Dos siglos antes de que Sam Altman presentara ChatGPT por todo lo alto, una mujer escribió el primer algoritmo de la historia. Y no solo eso: imaginó que las máquinas de las que hablaba podrían algún día componer música, crear arte o incluso generar ideas propias, algo que se hizo realidad bastante más tarde. El nombre de esa mujer es Ada Lovelace y, para muchos, es la madre invisible de la inteligencia artificial. Invisible no por nada, sino porque durante más de cien años fue ignorada, a pesar de que su pensamiento sembró las bases filosóficas de la revolución digital actual.
Hija del poeta Lord Byron, y por lo tanto criada en un entorno de matemáticas, lógica y represión social, Ada fue una anomalía brillante de su tiempo. En 1843, con solo 27 años, escribió una serie de notas que acompañaban la traducción de un artículo sobre la máquina analítica de Charles Babbage, un ordenador mecánico que aún no existía físicamente.

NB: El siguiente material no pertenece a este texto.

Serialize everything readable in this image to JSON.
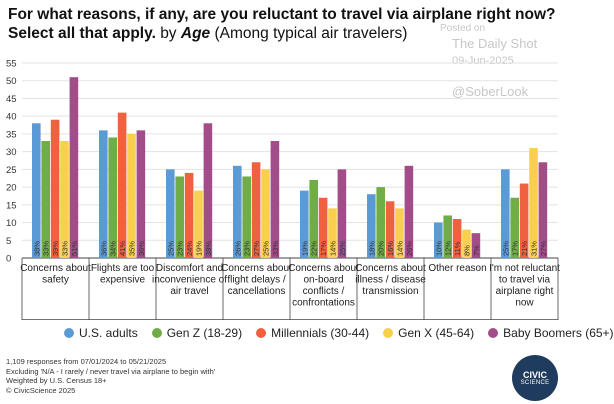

Sus notas eran mucho más extensas que el texto original, y en ellas no solo desarrolló el primer algoritmo destinado a ser ejecutado por una máquina, sino que también imaginó que ese dispositivo, si se perfeccionaba, podría procesar símbolos, generar lenguaje o componer música. Es decir, fue la primera persona en imaginar algo parecido a la inteligencia artificial generativa.

Ada Lovelace.
Pero lo que hace única a Lovelace no es solo su capacidad matemática, sino su mirada visionaria. Comprendió que aquellas máquinas no debían limitarse a calcular. Podían pensar de forma simbólica, podían intervenir en el mundo del arte, de la ciencia, de la imaginación. Y, sin embargo, fue prudente. Su frase más famosa lo deja claro: “La máquina analítica no tiene la pretensión de originar nada. Puede hacer lo que sepamos ordenarle que haga.”
En esa aparente negación, Ada plantaba la semilla de un pensamiento radical: si algún día llegásemos a construir una máquina que hiciera algo que no le hemos ordenado, entonces estaríamos hablando de creación no humana. De pensamiento artificial.
Lovelace escribió todo esto en un contexto en el que ni siquiera existía la palabra “ordenador”. Sus reflexiones eran, más que teoría técnica, filosofía matemática. Pensaba en lo que podía ser, no en lo que era. Pero escribía desde un escritorio iluminado por velas, en una época en la que las mujeres no podían ni votar, ni publicar con su nombre, ni aspirar a ser tomadas en serio en círculos científicos. Por eso, su figura no trascendió tanto como debería.